Karena rasisme orang bisa membuat garis pemisah dalam masyarakat kolonial antara orang-orang yang harus tetap hidup dan orang yang bisa mati. Orang-orang Aceh yang terlihat dalam foto ini jelas berada di sisi lain garis pemisah rasial itu. Mereka melawan pembangunan negara kolonial. Perlawanan mereka dihadapi dengan kekerasan yang luar biasa.

Dan dokternya bisa dilihat sebagai orang yang membantu negara kolonial. Dia lebih merupakan dokter negara kolonial katimbang dokter orang biasa. Semua yang memperkuat negara, termasuk juga para prajurit, harus disembuhkan. Kalau ada orang yang tidak membantu pembentukan negara kolonial, bahkan melawannya maka mereka patut dilibas.
Foto Kontroversi (4) 
Itu termasuk perempuan dan kanak-kanak, karena semua warga desa melakukan perlawanan. Pria, perempuan dan anak-anak. Paling sedikit kita hanya tahu soal ini dari laporan orang Belanda. Ini penting karena kita tidak tahu dari sumber lain. Itu memang bisa merupakan gambaran yang salah. Tapi di situ bisa dibaca bahwa segenap warga desa melawan agresi Belanda.

Prajurit Versus Perwira

Dan mereka hanya menggunakan senjata-senjata primitif, tongkat, batu, tidak ada yang istimewa. Juga senjata yang sudah ketinggalan zaman. Sedangkan orang Belanda membawa senjata otomatis, sehingga perang itu sangat tidak berimbang. Karena itu warga desa tidak mungkin bisa menang perang.

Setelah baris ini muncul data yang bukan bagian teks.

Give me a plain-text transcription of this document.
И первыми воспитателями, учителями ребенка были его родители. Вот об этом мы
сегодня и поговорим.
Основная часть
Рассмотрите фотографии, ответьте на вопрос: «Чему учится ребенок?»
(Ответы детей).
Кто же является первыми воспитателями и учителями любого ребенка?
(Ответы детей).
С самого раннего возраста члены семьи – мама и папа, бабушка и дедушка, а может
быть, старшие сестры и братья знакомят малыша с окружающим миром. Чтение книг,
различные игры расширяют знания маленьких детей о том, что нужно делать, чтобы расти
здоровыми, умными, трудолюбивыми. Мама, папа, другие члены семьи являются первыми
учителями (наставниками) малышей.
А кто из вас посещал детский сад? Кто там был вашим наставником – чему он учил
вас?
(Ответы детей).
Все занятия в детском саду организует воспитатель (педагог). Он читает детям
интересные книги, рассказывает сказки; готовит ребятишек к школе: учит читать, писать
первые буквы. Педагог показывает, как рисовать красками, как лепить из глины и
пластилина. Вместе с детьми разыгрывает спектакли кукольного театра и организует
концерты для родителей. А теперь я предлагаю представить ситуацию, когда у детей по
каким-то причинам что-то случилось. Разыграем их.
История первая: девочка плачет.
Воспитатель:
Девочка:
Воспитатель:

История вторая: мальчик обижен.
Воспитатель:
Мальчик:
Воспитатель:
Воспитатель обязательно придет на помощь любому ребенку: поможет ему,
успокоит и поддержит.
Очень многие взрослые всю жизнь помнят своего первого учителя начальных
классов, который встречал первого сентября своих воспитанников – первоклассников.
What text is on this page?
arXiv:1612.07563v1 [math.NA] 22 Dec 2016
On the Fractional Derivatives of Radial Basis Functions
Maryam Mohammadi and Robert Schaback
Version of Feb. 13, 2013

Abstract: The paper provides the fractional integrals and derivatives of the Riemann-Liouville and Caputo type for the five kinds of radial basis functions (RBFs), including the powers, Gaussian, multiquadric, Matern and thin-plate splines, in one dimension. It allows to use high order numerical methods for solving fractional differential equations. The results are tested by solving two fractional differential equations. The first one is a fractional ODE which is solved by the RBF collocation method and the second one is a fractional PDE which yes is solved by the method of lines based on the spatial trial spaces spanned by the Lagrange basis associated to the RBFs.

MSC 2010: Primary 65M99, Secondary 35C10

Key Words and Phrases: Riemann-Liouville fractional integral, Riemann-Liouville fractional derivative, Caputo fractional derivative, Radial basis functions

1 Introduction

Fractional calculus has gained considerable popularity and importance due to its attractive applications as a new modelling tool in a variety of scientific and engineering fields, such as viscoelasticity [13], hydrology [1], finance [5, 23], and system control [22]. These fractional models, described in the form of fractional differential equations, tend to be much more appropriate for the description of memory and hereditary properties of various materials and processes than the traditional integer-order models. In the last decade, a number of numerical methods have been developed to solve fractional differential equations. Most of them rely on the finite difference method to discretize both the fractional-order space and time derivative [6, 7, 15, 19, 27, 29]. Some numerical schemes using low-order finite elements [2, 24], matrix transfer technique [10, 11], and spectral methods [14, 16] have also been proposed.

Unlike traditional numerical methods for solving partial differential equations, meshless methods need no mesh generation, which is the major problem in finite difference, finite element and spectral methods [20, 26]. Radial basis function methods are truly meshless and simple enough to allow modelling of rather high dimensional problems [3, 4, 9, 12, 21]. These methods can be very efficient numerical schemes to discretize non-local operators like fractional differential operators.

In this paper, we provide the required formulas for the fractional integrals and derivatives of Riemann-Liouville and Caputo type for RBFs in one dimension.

Salah satu foto memperlihatkan banyak prajurit yang berdiri di atas mayat-mayat para pemberontak. Dan terlihat betapa sebagian besar prajurit itu bukan orang kulit putih. Dari pelbagai arsip kita tahu bahwa prajurit-prajurit itu berasal dari Sulawesi, di wilayah sekitar Manado dan orang Maluku. Ambon sering disebut sebagai tempat asal orang-orang yang diterima dalam KNIL. Sedangkan semua perwira menengah dan tinggi semuanya orang Eropa.

Orang pribumi tidak boleh menjadi perwira. Itu juga pemisahan yang rasistis. Ada yang bisa menjadi anggota marsosé, tapi ada yang bisa menjadi perwira, cuma yang perwira itu harus orang Eropa.